Beaumont was later associated with the Cornish artists colony at St. Ives both before and during the First World War. In 1922 he visited America with his contemporary at the R.A. Schools in the 1880s, Arthur Nowell, R.I., R.P (1862-1940) who had a seasonal studio in the Singer Skyscraper in New York.

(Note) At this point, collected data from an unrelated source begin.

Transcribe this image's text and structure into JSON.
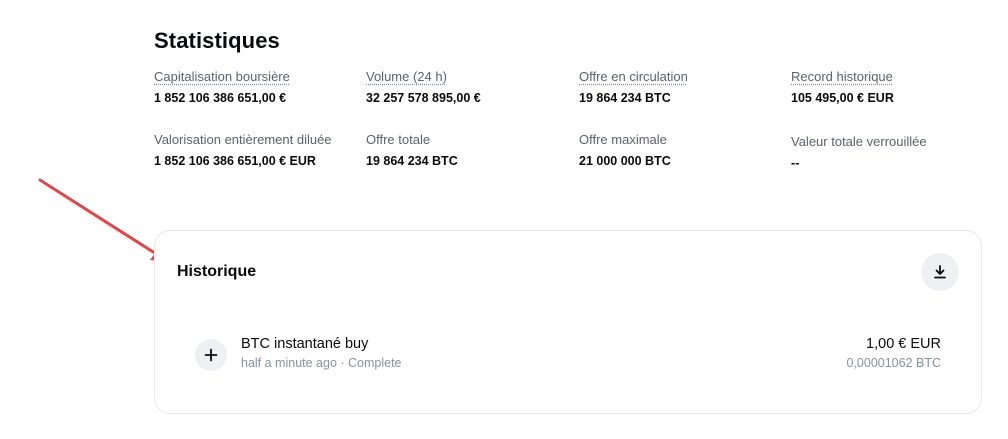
{
  "statistics": {
    "title": "Statistiques",
    "items": [
      {
        "label": "Capitalisation boursière",
        "value": "1 852 106 386 651,00 €"
      },
      {
        "label": "Volume (24 h)",
        "value": "32 257 578 895,00 €"
      },
      {
        "label": "Offre en circulation",
        "value": "19 864 234 BTC"
      },
      {
        "label": "Record historique",
        "value": "105 495,00 € EUR"
      },
      {
        "label": "Valorisation entièrement diluée",
        "value": "1 852 106 386 651,00 € EUR"
      },
      {
        "label": "Offre totale",
        "value": "19 864 234 BTC"
      },
      {
        "label": "Offre maximale",
        "value": "21 000 000 BTC"
      },
      {
        "label": "Valeur totale verrouillée",
        "value": "--"
      }
    ]
  },
  "history": {
    "title": "Historique",
    "download_icon": "download-icon",
    "transactions": [
      {
        "icon": "plus-icon",
        "title": "BTC instantané buy",
        "subtitle": "half a minute ago · Complete",
        "amount": "1,00 € EUR",
        "crypto_amount": "0,00001062 BTC"
      }
    ]
  },
  "annotation": {
    "arrow_color": "#e04848"
  }
}
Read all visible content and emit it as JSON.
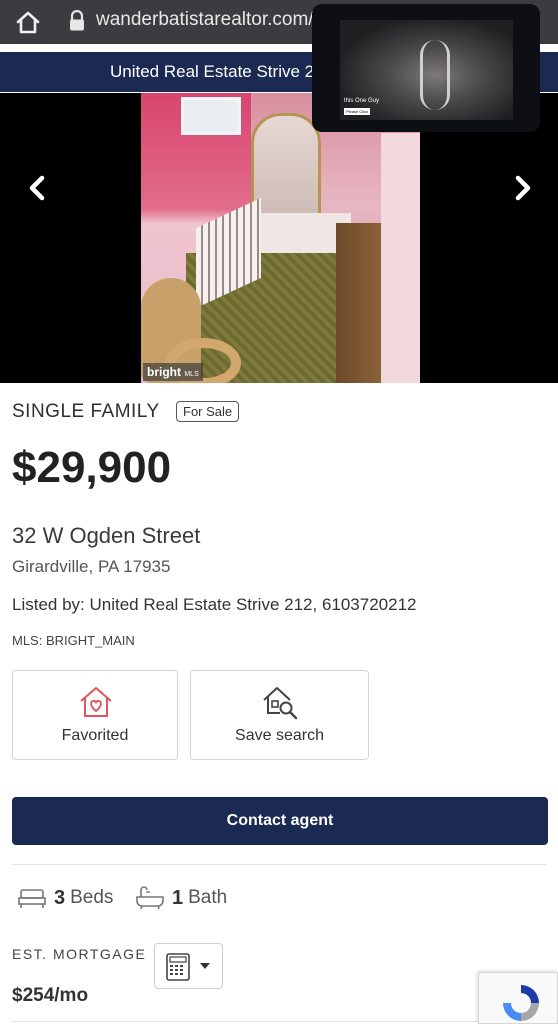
{
  "browser": {
    "url": "wanderbatistarealtor.com/"
  },
  "banner": {
    "text": "United Real Estate Strive 21"
  },
  "carousel": {
    "watermark": "bright",
    "watermark_sub": "MLS"
  },
  "pip_video": {
    "title": "this One Guy",
    "button": "Please Click"
  },
  "listing": {
    "property_type": "SINGLE FAMILY",
    "status": "For Sale",
    "price": "$29,900",
    "street": "32 W Ogden Street",
    "city_state_zip": "Girardville, PA 17935",
    "listed_by": "Listed by: United Real Estate Strive 212, 6103720212",
    "mls": "MLS: BRIGHT_MAIN"
  },
  "actions": {
    "favorite_label": "Favorited",
    "save_search_label": "Save search",
    "contact_label": "Contact agent"
  },
  "facts": {
    "beds_count": "3",
    "beds_label": "Beds",
    "baths_count": "1",
    "baths_label": "Bath"
  },
  "mortgage": {
    "label": "EST. MORTGAGE",
    "value": "$254/mo"
  },
  "colors": {
    "navy": "#1b2a52",
    "favorite_icon": "#e0555f",
    "url_bar": "#3c3c40"
  },
  "icons": {
    "home": "home-icon",
    "lock": "lock-icon",
    "prev": "chevron-left-icon",
    "next": "chevron-right-icon",
    "favorite": "heart-house-icon",
    "save_search": "house-search-icon",
    "bed": "bed-icon",
    "bath": "bathtub-icon",
    "calculator": "calculator-icon",
    "dropdown": "caret-down-icon",
    "recaptcha": "recaptcha-icon"
  }
}
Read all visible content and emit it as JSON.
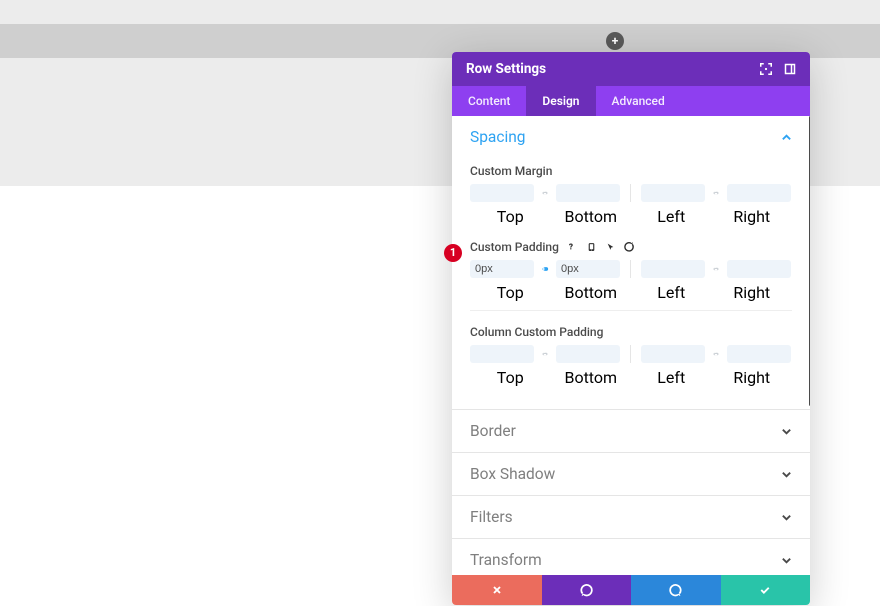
{
  "modal": {
    "title": "Row Settings",
    "tabs": {
      "content": "Content",
      "design": "Design",
      "advanced": "Advanced"
    },
    "active_tab": "Design",
    "sections": {
      "spacing": {
        "label": "Spacing",
        "custom_margin": {
          "label": "Custom Margin",
          "top": {
            "label": "Top",
            "value": ""
          },
          "bottom": {
            "label": "Bottom",
            "value": ""
          },
          "left": {
            "label": "Left",
            "value": ""
          },
          "right": {
            "label": "Right",
            "value": ""
          }
        },
        "custom_padding": {
          "label": "Custom Padding",
          "top": {
            "label": "Top",
            "value": "0px"
          },
          "bottom": {
            "label": "Bottom",
            "value": "0px"
          },
          "left": {
            "label": "Left",
            "value": ""
          },
          "right": {
            "label": "Right",
            "value": ""
          }
        },
        "column_custom_padding": {
          "label": "Column Custom Padding",
          "top": {
            "label": "Top",
            "value": ""
          },
          "bottom": {
            "label": "Bottom",
            "value": ""
          },
          "left": {
            "label": "Left",
            "value": ""
          },
          "right": {
            "label": "Right",
            "value": ""
          }
        }
      },
      "border": {
        "label": "Border"
      },
      "box_shadow": {
        "label": "Box Shadow"
      },
      "filters": {
        "label": "Filters"
      },
      "transform": {
        "label": "Transform"
      }
    }
  },
  "annotation": {
    "num": "1"
  }
}
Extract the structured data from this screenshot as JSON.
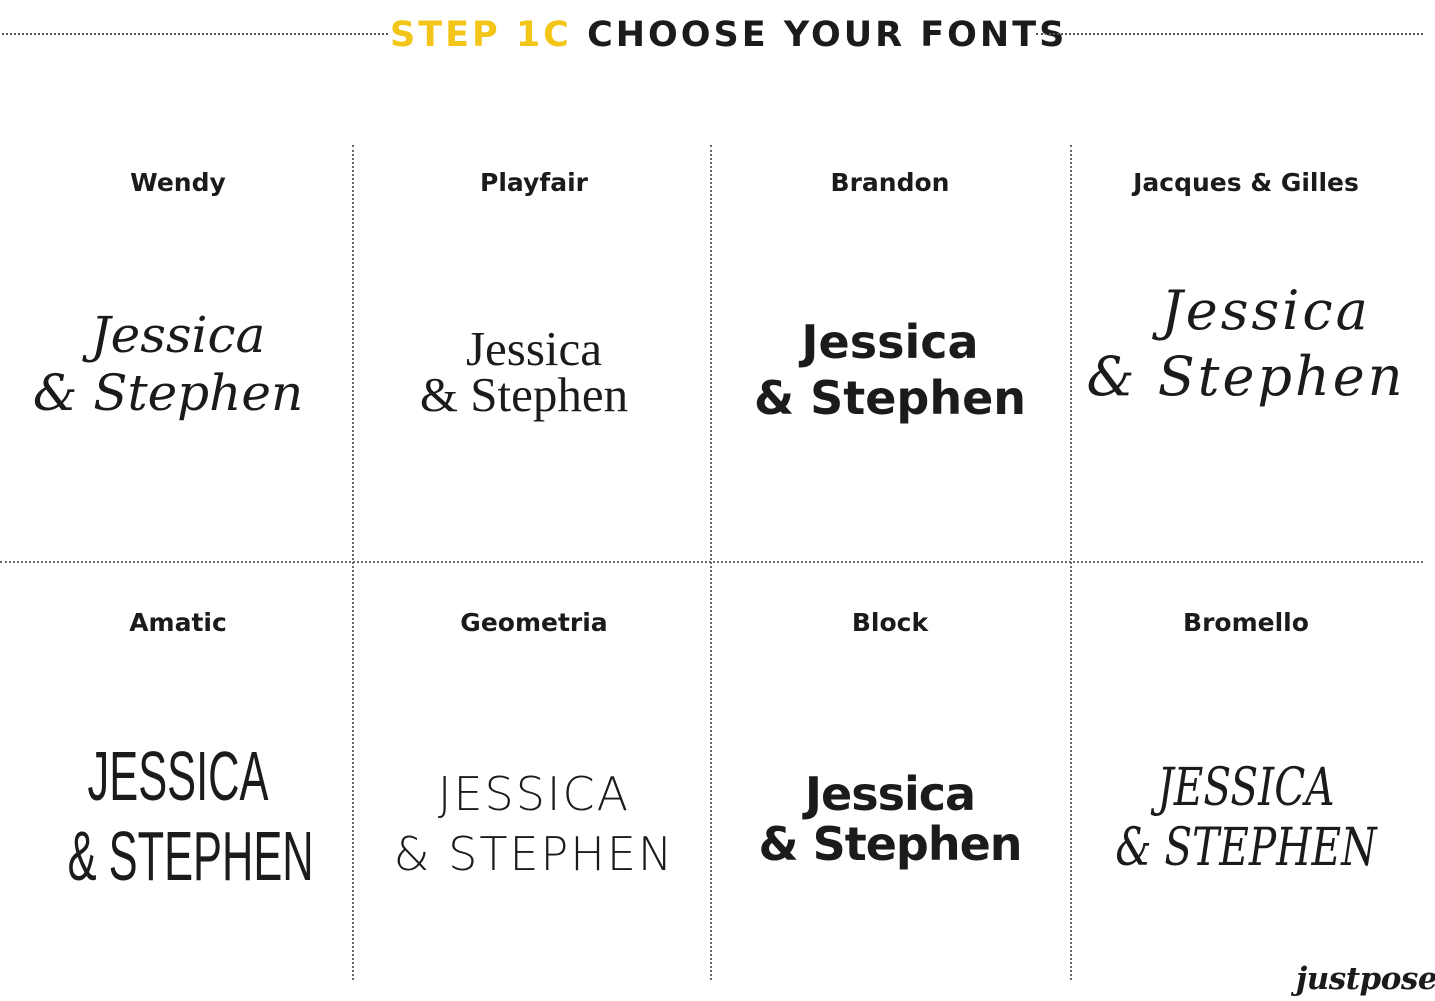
{
  "header": {
    "step": "STEP 1C",
    "title": "CHOOSE YOUR FONTS"
  },
  "fonts": [
    {
      "name": "Wendy",
      "sample_line1": "Jessica",
      "sample_line2": "& Stephen"
    },
    {
      "name": "Playfair",
      "sample_line1": "Jessica",
      "sample_line2": "& Stephen"
    },
    {
      "name": "Brandon",
      "sample_line1": "Jessica",
      "sample_line2": "& Stephen"
    },
    {
      "name": "Jacques & Gilles",
      "sample_line1": "Jessica",
      "sample_line2": "& Stephen"
    },
    {
      "name": "Amatic",
      "sample_line1": "JESSICA",
      "sample_line2": "& STEPHEN"
    },
    {
      "name": "Geometria",
      "sample_line1": "JESSICA",
      "sample_line2": "& STEPHEN"
    },
    {
      "name": "Block",
      "sample_line1": "Jessica",
      "sample_line2": "& Stephen"
    },
    {
      "name": "Bromello",
      "sample_line1": "JESSICA",
      "sample_line2": "& STEPHEN"
    }
  ],
  "logo": "justpose",
  "colors": {
    "accent": "#f3c517",
    "text": "#1c1a1b",
    "background": "#ffffff"
  }
}
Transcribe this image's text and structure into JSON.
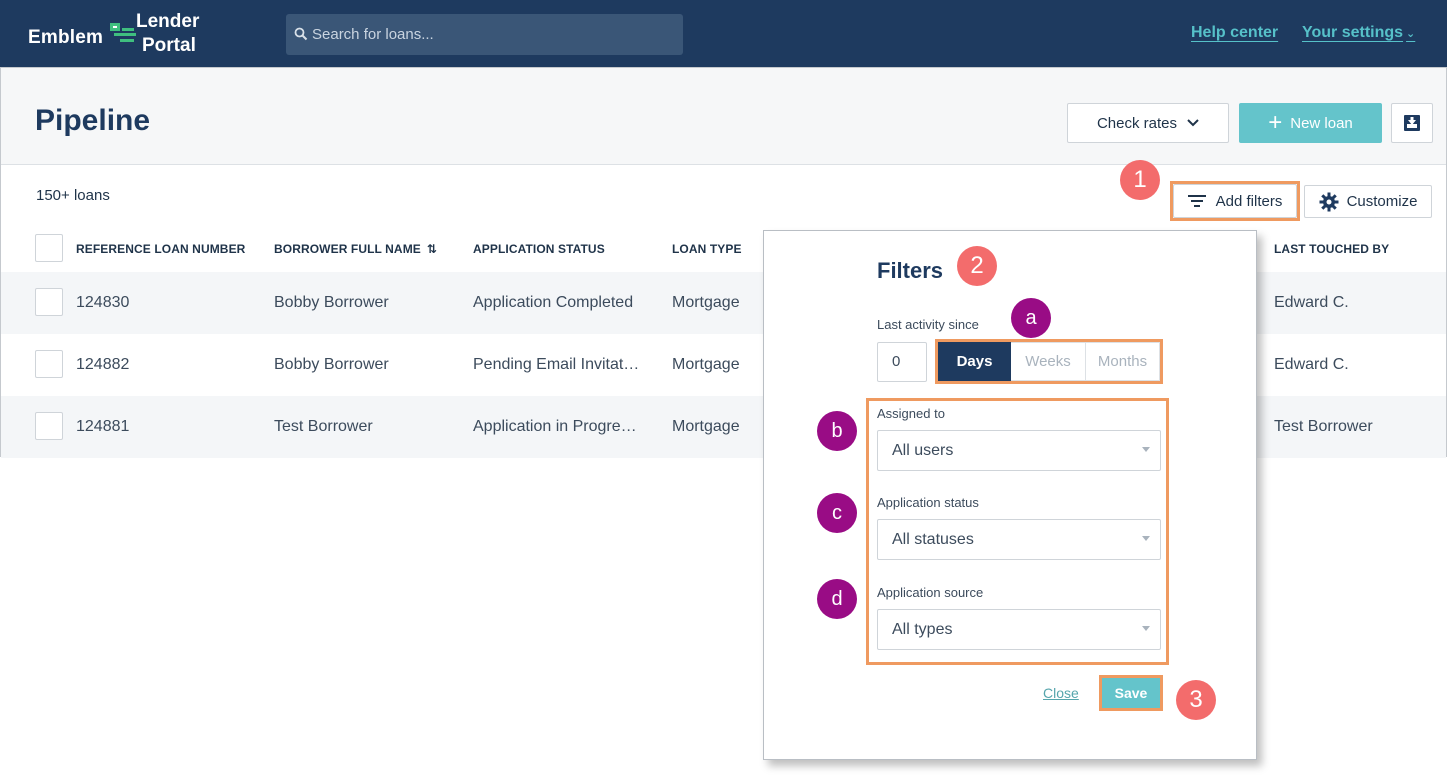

Beaumont’s latter years were spent in Kensington and in 1947 he was the subject of a profile in The Artist.

A list of Beaumont’s works in public collections: Williamson Art Gallery, Birkenhead, Merseyside (Arthur W. Wilmer, Mayor of Birkenhead); National Museums and Galleries of Wales (Welsh singer Madame Leila Megane (1891-1960), as Orphée); Walker Art Gallery, Liverpool (Liverpool businessman & shipowner Sir Alfred Lewis Jones (1845-1909), 1906); Royal Society of Medicine (Sir Harry Jones, Surgeon-Dentist to George V); Pitt-Rivers Museum, University of Oxford (Lieutenant-General Augusts Pitt Rivers, the ‘father of scientific archaeology’, High Sheriff of Dorset, 1884); Whitworth Art Gallery, University of Manchester (Mr Horsfall, 1914); Salisbury and South Wiltshire Museum (Augustus Henry Lane Fox Pitt Rivers, 1897).

References:

Wright, C., Gordon, C.M., & Peskett Smith, M. (eds.) (2006) An Index of British and Irish Paintings in Public Collections, Paul Mellon Centre for Studies in British Art, Yale University Press.
The Artist, 1947, F.S. Beaumont by Raymond H. Sawkins, p.517, Volumes 33-37.
Beaumont & the Pitt-Rivers family: Rethinking Pitt-Rivers
Dix, Noonan & Webb, Auction Catalogue of Orders, Decorations and Medals: 4th April 2001, Lot 267.
Fox-Davies, A.C. (1905) Armorial Families, A directory of gentlemen of coat-armour, T.C. & E.C. Jack, Edinburgh.